Perhaps at this point I should point out that playing a game is not the same as doing an activity or craft with your child. A game is a game – some ideas will follow. Lastly, playing games with your toddler allows them to take the lead and develop skills relating to decision-making.
I like to group games into imaginary play, educational play and free play. Imaginary play between a mom and child can be having a tea party, playing with Lego City, setting up tents in the lounge with sheets and blankets and visiting each other, dressing up…you get the idea.
Educational play is generally around puzzles, board games, fine and gross motor activities. Free play is dumping the to do list and going for an adventure to a natural spot or a river, a walk in the forest or making sandcastles on the beach. All these things store up great memories for mom and child.

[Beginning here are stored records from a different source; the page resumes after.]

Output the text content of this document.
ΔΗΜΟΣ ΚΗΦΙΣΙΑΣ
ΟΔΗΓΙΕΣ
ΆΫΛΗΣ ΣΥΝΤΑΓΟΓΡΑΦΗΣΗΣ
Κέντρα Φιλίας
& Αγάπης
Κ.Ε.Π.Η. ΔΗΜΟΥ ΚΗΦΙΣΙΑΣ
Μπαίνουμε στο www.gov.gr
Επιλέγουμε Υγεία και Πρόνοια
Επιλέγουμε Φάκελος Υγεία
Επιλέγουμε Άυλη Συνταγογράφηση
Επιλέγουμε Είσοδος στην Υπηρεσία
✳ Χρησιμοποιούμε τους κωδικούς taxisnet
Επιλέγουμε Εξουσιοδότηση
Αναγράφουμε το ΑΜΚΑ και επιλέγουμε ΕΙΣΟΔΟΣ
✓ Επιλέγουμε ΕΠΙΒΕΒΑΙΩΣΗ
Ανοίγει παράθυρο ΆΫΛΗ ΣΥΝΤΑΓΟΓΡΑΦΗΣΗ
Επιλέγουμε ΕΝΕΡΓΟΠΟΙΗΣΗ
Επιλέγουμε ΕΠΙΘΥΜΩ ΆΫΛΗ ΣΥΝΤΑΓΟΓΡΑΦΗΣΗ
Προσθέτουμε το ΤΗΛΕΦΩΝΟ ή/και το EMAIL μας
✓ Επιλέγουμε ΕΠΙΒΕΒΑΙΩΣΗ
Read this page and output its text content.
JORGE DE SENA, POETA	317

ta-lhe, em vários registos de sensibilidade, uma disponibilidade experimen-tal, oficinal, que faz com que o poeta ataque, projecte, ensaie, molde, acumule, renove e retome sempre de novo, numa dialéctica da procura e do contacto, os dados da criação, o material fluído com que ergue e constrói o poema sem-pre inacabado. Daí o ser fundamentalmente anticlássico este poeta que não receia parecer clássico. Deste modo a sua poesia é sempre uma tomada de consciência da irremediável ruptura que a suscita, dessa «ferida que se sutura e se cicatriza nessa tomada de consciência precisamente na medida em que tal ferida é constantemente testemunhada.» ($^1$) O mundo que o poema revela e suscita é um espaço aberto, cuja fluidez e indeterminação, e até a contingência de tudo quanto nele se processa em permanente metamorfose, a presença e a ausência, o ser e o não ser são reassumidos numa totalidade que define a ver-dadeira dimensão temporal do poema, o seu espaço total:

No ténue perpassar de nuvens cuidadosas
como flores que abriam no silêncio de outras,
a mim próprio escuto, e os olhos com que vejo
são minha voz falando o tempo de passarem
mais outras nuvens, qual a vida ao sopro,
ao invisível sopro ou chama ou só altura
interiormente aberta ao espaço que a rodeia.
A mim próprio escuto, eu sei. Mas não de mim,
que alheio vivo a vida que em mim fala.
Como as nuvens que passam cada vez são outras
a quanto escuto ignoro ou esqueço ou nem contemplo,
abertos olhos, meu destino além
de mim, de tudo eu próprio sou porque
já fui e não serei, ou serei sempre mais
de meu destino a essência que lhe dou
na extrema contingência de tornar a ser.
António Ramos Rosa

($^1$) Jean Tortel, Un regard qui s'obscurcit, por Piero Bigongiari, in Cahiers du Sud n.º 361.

You can even use games to help instruct your children. We used to have telephone conversations with one another on plastic telephones or we would answer the door and invite people in – obviously I was the person on the other side of the door and the children were instructed on stranger safety. These are lovely non-confrontational ways to teach your toddler phone and visitor etiquette.
If you don’t already have one, now is the time to gather items together for a dress up box. When our 18yr old was a toddler she loved Noddy. I made her a Noddy outfit by getting some cheap blue cotton shorts and a red cotton T-shirt. The necktie and hat needed to be made but it was easy enough with my rudimentary sewing skills. Another favourite for another child was Winnie the Pooh and we bought fun fur and made the cast of characters “headdresses”. Other items in the box were feather bowers, old shoes, jewellery and bags hunted from thrift shops.
I hope you are encouraged to have some fun with your toddlers!